I think that I've seen the answer in this thread, but I'd like someone to confirm it, and it will end my trying to do something that isn't possible?
I've built my desktop with 3 HDD, one has Ubuntu Linux, one has Win 7, and I've just added a 3rd with Win 10. I've installed Easy BCD and at boot up, it goes to the grub menu, where I select Windows. This brings up Easy BCD menu with both Windows, and I added Linux as well. I was hoping to have boot up go straight into the Easy BCD menu and choose my OS from there. But Terry60 wrote, "...but the only way to boot all three is to allow Linux to control the boot and add the Windows entries to grub."
So I either live with things the way I have them (and remove Linux from the Easy BCD menu because it isn't serving any purpose) or update/reinstall grub within Ubuntu, to have both Windows versions (7 and 10) shown as a separate grub option? At present, I have one Windows option shown in grub, and use Easy BCD to select which Windows to boot into. Lastly, using the boot menu list in BIOS brings up grub, whichever HDD I select.

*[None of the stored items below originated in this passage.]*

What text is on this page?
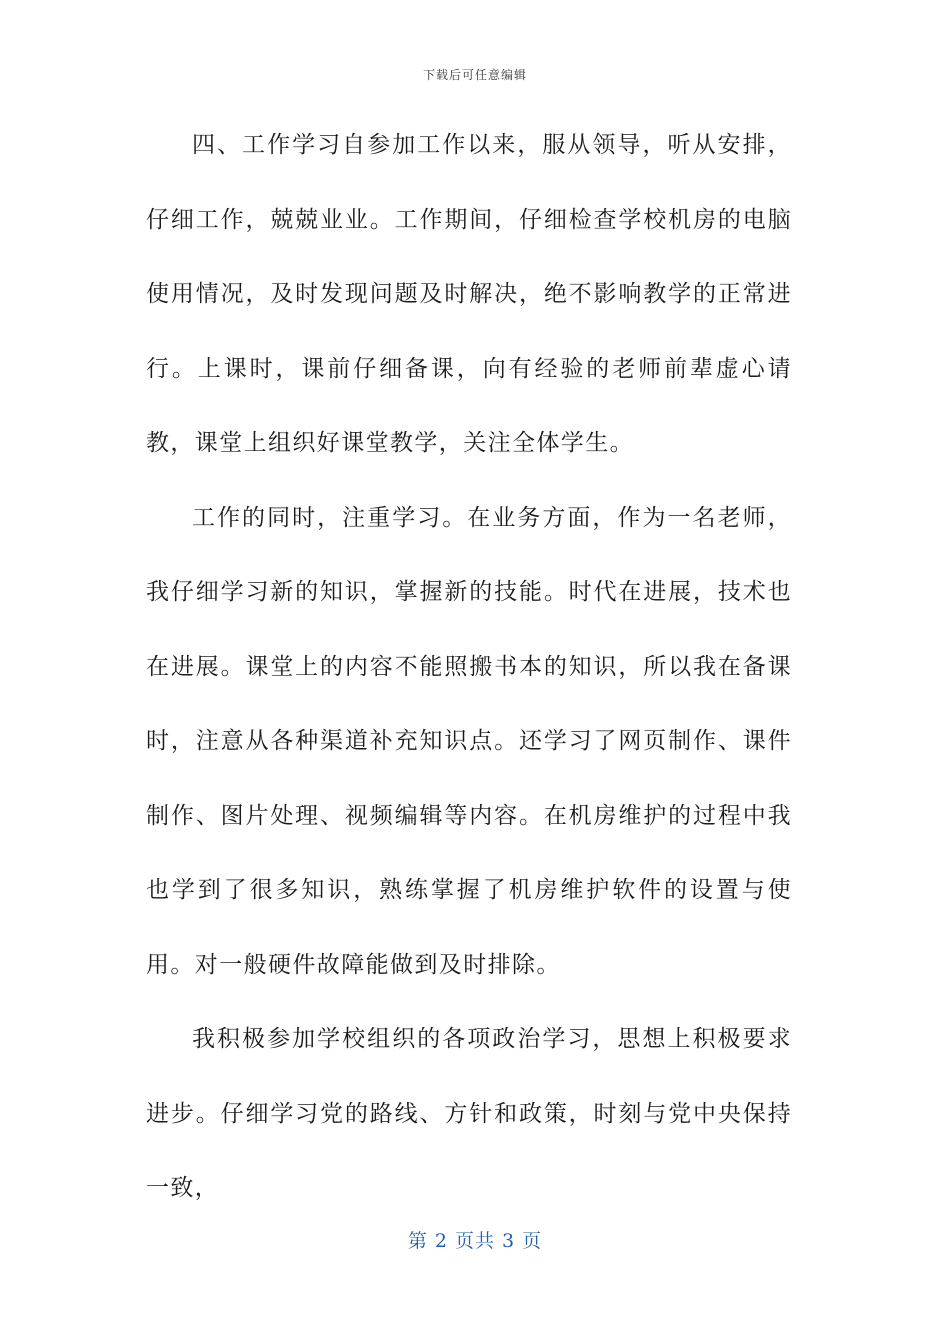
下载后可任意编辑

四、工作学习自参加工作以来，服从领导，听从安排，仔细工作，兢兢业业。工作期间，仔细检查学校机房的电脑使用情况，及时发现问题及时解决，绝不影响教学的正常进行。上课时，课前仔细备课，向有经验的老师前辈虚心请教，课堂上组织好课堂教学，关注全体学生。

工作的同时，注重学习。在业务方面，作为一名老师，我仔细学习新的知识，掌握新的技能。时代在进展，技术也在进展。课堂上的内容不能照搬书本的知识，所以我在备课时，注意从各种渠道补充知识点。还学习了网页制作、课件制作、图片处理、视频编辑等内容。在机房维护的过程中我也学到了很多知识，熟练掌握了机房维护软件的设置与使用。对一般硬件故障能做到及时排除。

我积极参加学校组织的各项政治学习，思想上积极要求进步。仔细学习党的路线、方针和政策，时刻与党中央保持一致，

第 2 页共 3 页
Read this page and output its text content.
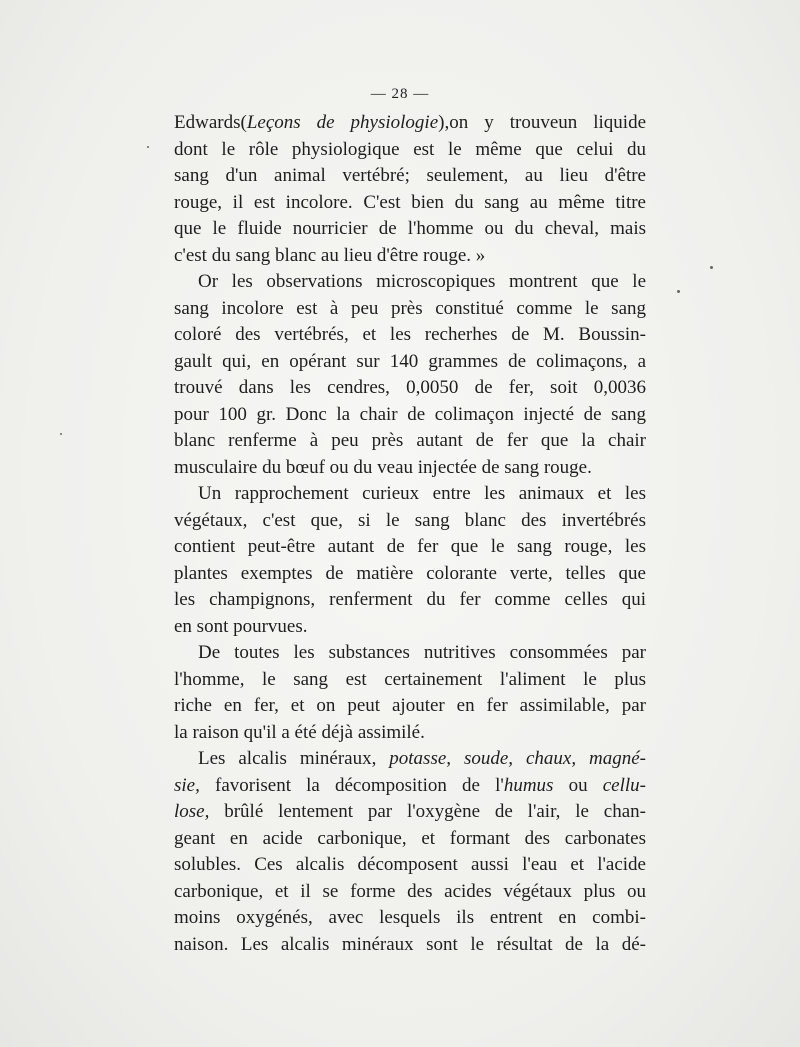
— 28 —
Edwards(Leçons de physiologie),on y trouveun liquide
dont le rôle physiologique est le même que celui du
sang d'un animal vertébré; seulement, au lieu d'être
rouge, il est incolore. C'est bien du sang au même titre
que le fluide nourricier de l'homme ou du cheval, mais
c'est du sang blanc au lieu d'être rouge. »
Or les observations microscopiques montrent que le
sang incolore est à peu près constitué comme le sang
coloré des vertébrés, et les recherhes de M. Boussin-
gault qui, en opérant sur 140 grammes de colimaçons, a
trouvé dans les cendres, 0,0050 de fer, soit 0,0036
pour 100 gr. Donc la chair de colimaçon injecté de sang
blanc renferme à peu près autant de fer que la chair
musculaire du bœuf ou du veau injectée de sang rouge.
Un rapprochement curieux entre les animaux et les
végétaux, c'est que, si le sang blanc des invertébrés
contient peut-être autant de fer que le sang rouge, les
plantes exemptes de matière colorante verte, telles que
les champignons, renferment du fer comme celles qui
en sont pourvues.
De toutes les substances nutritives consommées par
l'homme, le sang est certainement l'aliment le plus
riche en fer, et on peut ajouter en fer assimilable, par
la raison qu'il a été déjà assimilé.
Les alcalis minéraux, potasse, soude, chaux, magné-
sie, favorisent la décomposition de l'humus ou cellu-
lose, brûlé lentement par l'oxygène de l'air, le chan-
geant en acide carbonique, et formant des carbonates
solubles. Ces alcalis décomposent aussi l'eau et l'acide
carbonique, et il se forme des acides végétaux plus ou
moins oxygénés, avec lesquels ils entrent en combi-
naison. Les alcalis minéraux sont le résultat de la dé-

I'd appreciate a quick reply to let me know that I understand the situation---and if not, please set me straight! Cheers.
 
You are correct if your PC is UEFI/GPT.
For BIOS/MBR you can still control everything through bootmgr using EasyBCD for convenience.
 
Terry, thanks for the comment. I'm using BIOS/MBR, and since I asked my question, my Win 10 drive crashed (it was a 'refurbished,' I made the wrong decision, so I now have a new drive with Win 10) and after everything was back on the drive, I needed to spend quite a bit of time getting my boot menu to work. Read a lot in the EasyBCD documentation, and in the forum, and I now have things all set. Thanks again!